Choosing Garden Gloves: Selecting The Best Gloves For Gardening

gloves
gloves
(Image credit: karandaev)

Okay, not everyone is a fan, but wearing gloves in the garden is actually important if you want to avoid pricks from thorns, splinters, or nasty blisters. What’s every bit as important, though, is the type of gardening glove you choose.

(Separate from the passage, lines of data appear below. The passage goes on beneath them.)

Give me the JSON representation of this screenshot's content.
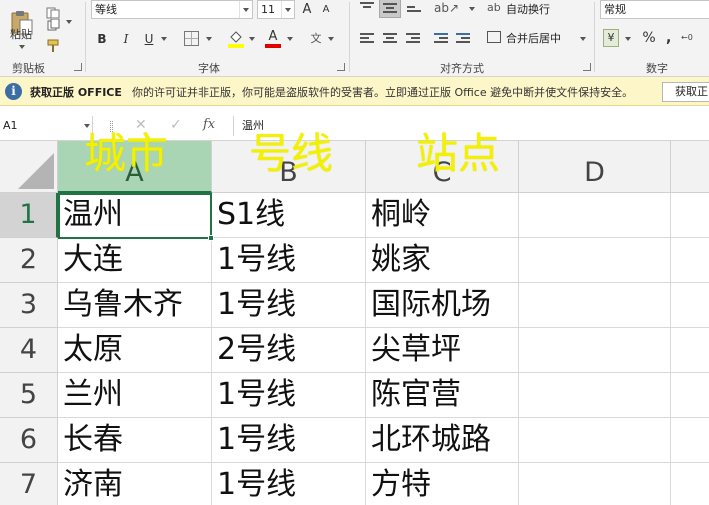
{
  "ribbon": {
    "clipboard": {
      "paste_label": "粘贴",
      "group_label": "剪贴板"
    },
    "font": {
      "font_name": "等线",
      "font_size": "11",
      "grow_label": "A",
      "shrink_label": "A",
      "bold": "B",
      "italic": "I",
      "underline": "U",
      "group_label": "字体"
    },
    "alignment": {
      "wrap_label": "自动换行",
      "merge_label": "合并后居中",
      "group_label": "对齐方式"
    },
    "number": {
      "format": "常规",
      "percent": "%",
      "group_label": "数字"
    }
  },
  "message_bar": {
    "title": "获取正版 OFFICE",
    "text": "你的许可证并非正版，你可能是盗版软件的受害者。立即通过正版 Office 避免中断并使文件保持安全。",
    "button": "获取正"
  },
  "formula_bar": {
    "name_box": "A1",
    "cancel": "✕",
    "enter": "✓",
    "fx": "fx",
    "content": "温州"
  },
  "columns": [
    "A",
    "B",
    "C",
    "D"
  ],
  "rows": [
    {
      "num": "1",
      "a": "温州",
      "b": "S1线",
      "c": "桐岭"
    },
    {
      "num": "2",
      "a": "大连",
      "b": "1号线",
      "c": "姚家"
    },
    {
      "num": "3",
      "a": "乌鲁木齐",
      "b": "1号线",
      "c": "国际机场"
    },
    {
      "num": "4",
      "a": "太原",
      "b": "2号线",
      "c": "尖草坪"
    },
    {
      "num": "5",
      "a": "兰州",
      "b": "1号线",
      "c": "陈官营"
    },
    {
      "num": "6",
      "a": "长春",
      "b": "1号线",
      "c": "北环城路"
    },
    {
      "num": "7",
      "a": "济南",
      "b": "1号线",
      "c": "方特"
    }
  ],
  "annotations": {
    "col_a": "城市",
    "col_b": "号线",
    "col_c": "站点"
  },
  "colors": {
    "accent_green": "#217346",
    "annotation_yellow": "#f3f100",
    "message_bar": "#fdf6c8"
  }
}
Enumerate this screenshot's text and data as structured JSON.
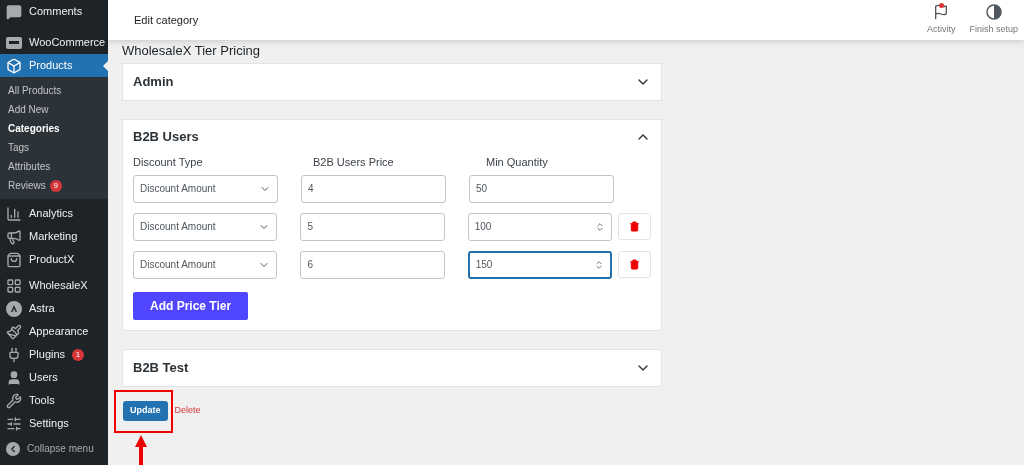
{
  "sidebar": {
    "items": [
      {
        "label": "Comments",
        "selected": false
      },
      {
        "label": "WooCommerce",
        "selected": false
      },
      {
        "label": "Products",
        "selected": true,
        "children": [
          {
            "label": "All Products",
            "selected": false
          },
          {
            "label": "Add New",
            "selected": false
          },
          {
            "label": "Categories",
            "selected": true
          },
          {
            "label": "Tags",
            "selected": false
          },
          {
            "label": "Attributes",
            "selected": false
          },
          {
            "label": "Reviews",
            "selected": false,
            "badge": "9"
          }
        ]
      },
      {
        "label": "Analytics",
        "selected": false
      },
      {
        "label": "Marketing",
        "selected": false
      },
      {
        "label": "ProductX",
        "selected": false
      },
      {
        "label": "WholesaleX",
        "selected": false
      },
      {
        "label": "Astra",
        "selected": false
      },
      {
        "label": "Appearance",
        "selected": false
      },
      {
        "label": "Plugins",
        "selected": false,
        "badge": "1"
      },
      {
        "label": "Users",
        "selected": false
      },
      {
        "label": "Tools",
        "selected": false
      },
      {
        "label": "Settings",
        "selected": false
      }
    ],
    "collapse": "Collapse menu"
  },
  "header": {
    "title": "Edit category",
    "actions": [
      "Activity",
      "Finish setup"
    ]
  },
  "heading": "WholesaleX Tier Pricing",
  "sections": [
    {
      "title": "Admin",
      "expanded": false
    },
    {
      "title": "B2B Users",
      "expanded": true,
      "columns": [
        "Discount Type",
        "B2B Users Price",
        "Min Quantity"
      ],
      "tiers": [
        {
          "discount_type": "Discount Amount",
          "price": "4",
          "min_quantity": "50",
          "removable": false,
          "focused": false
        },
        {
          "discount_type": "Discount Amount",
          "price": "5",
          "min_quantity": "100",
          "removable": true,
          "focused": false
        },
        {
          "discount_type": "Discount Amount",
          "price": "6",
          "min_quantity": "150",
          "removable": true,
          "focused": true
        }
      ],
      "add_button": "Add Price Tier"
    },
    {
      "title": "B2B Test",
      "expanded": false
    }
  ],
  "update_button": "Update",
  "delete_link": "Delete"
}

Wearing Gloves in the Garden

While training a new guy at a garden center/landscape company where I worked, I suggested that he get a pair of good-quality gloves for the work we do. This man's silly reply was, “gloves are for girls, my hands are tough.” I could not actually force him to wear gloves if he didn't want to, but I wondered to myself, how “tough” he would feel if his hands were full of rose or barberry thorns or covered in oozing lesions from fungal skin infections picked up from certain plants or gardening materials. While many of my own gardening gloves are, indeed, made for women, with pretty floral patterns or girly colors, there are also just as many garden gloves on the market made specifically for men. Since I know wearing gloves in the garden will protect my hands from many things, I select them based on their durability, quality, and ability to handle tough jobs. If I find a pair of durable, good-quality garden gloves that happen to be cute and girly, that's just an added bonus. I have also worked on tough jobs with men who have forgotten their gloves or had the wrong type of gloves for the task at hand, and who have not minded borrowing and wearing my “girly” floral printed gloves to avoid nasty thorns or skin abrasions. After all, when it's a hot midsummer day and you're dripping with sweat, caked with dirt, and have a tough job to finish, fashion and appearance are really the last things on your mind. Continue reading to learn about how to choose garden gloves for specific gardening tasks.

Selecting Gloves for Gardening

Gardeners wear gloves for many different reasons, such as:

  • keeping hands and fingernails clean and dry
  • avoiding blisters and calluses
  • preventing cuts and scrapes, or protecting existing cuts and scrapes from infection
  • protection against insect bites or stings
  • protecting skin from harmful chemicals like herbicides, pesticides, and fungicides.
  • protection from fungal infections contracted by certain plants or gardening materials

While most people know that keeping wounds clean and protected can reduce the risk of infection, many people aren’t aware that they can actually get fungal infections from certain plants and soils. Sporotrichosis, or rose picker’s disease, is a fungal disease that causes nasty lesions and skin ulcers on people. This disease is oftentimes contracted from infected rose thorns or sphagnum peat moss. Wearing gloves in the garden can prevent this infection. When choosing garden gloves, the fit is, of course, important. If possible, try on the gloves to make sure they fit your hands snuggly, so they don't slip off, but also not too tightly so as to restrict your ability to do the garden tasks you need to do. You should also select the right gloves for those intended garden tasks. Here are some different types of gardening gloves and their attributes:

  • Cloth Gloves – these are the most common and inexpensive gloves. They are usually made from knit jersey or cotton and are machine washable. Their main purpose is to keep hands clean, and they offer very little protection to the hands, but they are cooler and breathable.
  • Leather Gloves – these are more expensive, but they are usually waterproof and protect the hands better from thorns, cuts, and scrapes. Rose gloves are usually made from leather.
  • Rubber Coated Gloves – these are the best gloves for protecting hands while using chemicals such as herbicides, pesticides, and fungicides. However, hands can get pretty hot and sweaty in them, and if you have a latex allergy, you should avoid them.
  • Neoprene or Nitrile Gloves – these gloves are made from a synthetic rubber material so they can protect hands from chemicals and cuts and scrapes. They are also made to be breathable and flexible. However, nasty thorns can still puncture through them.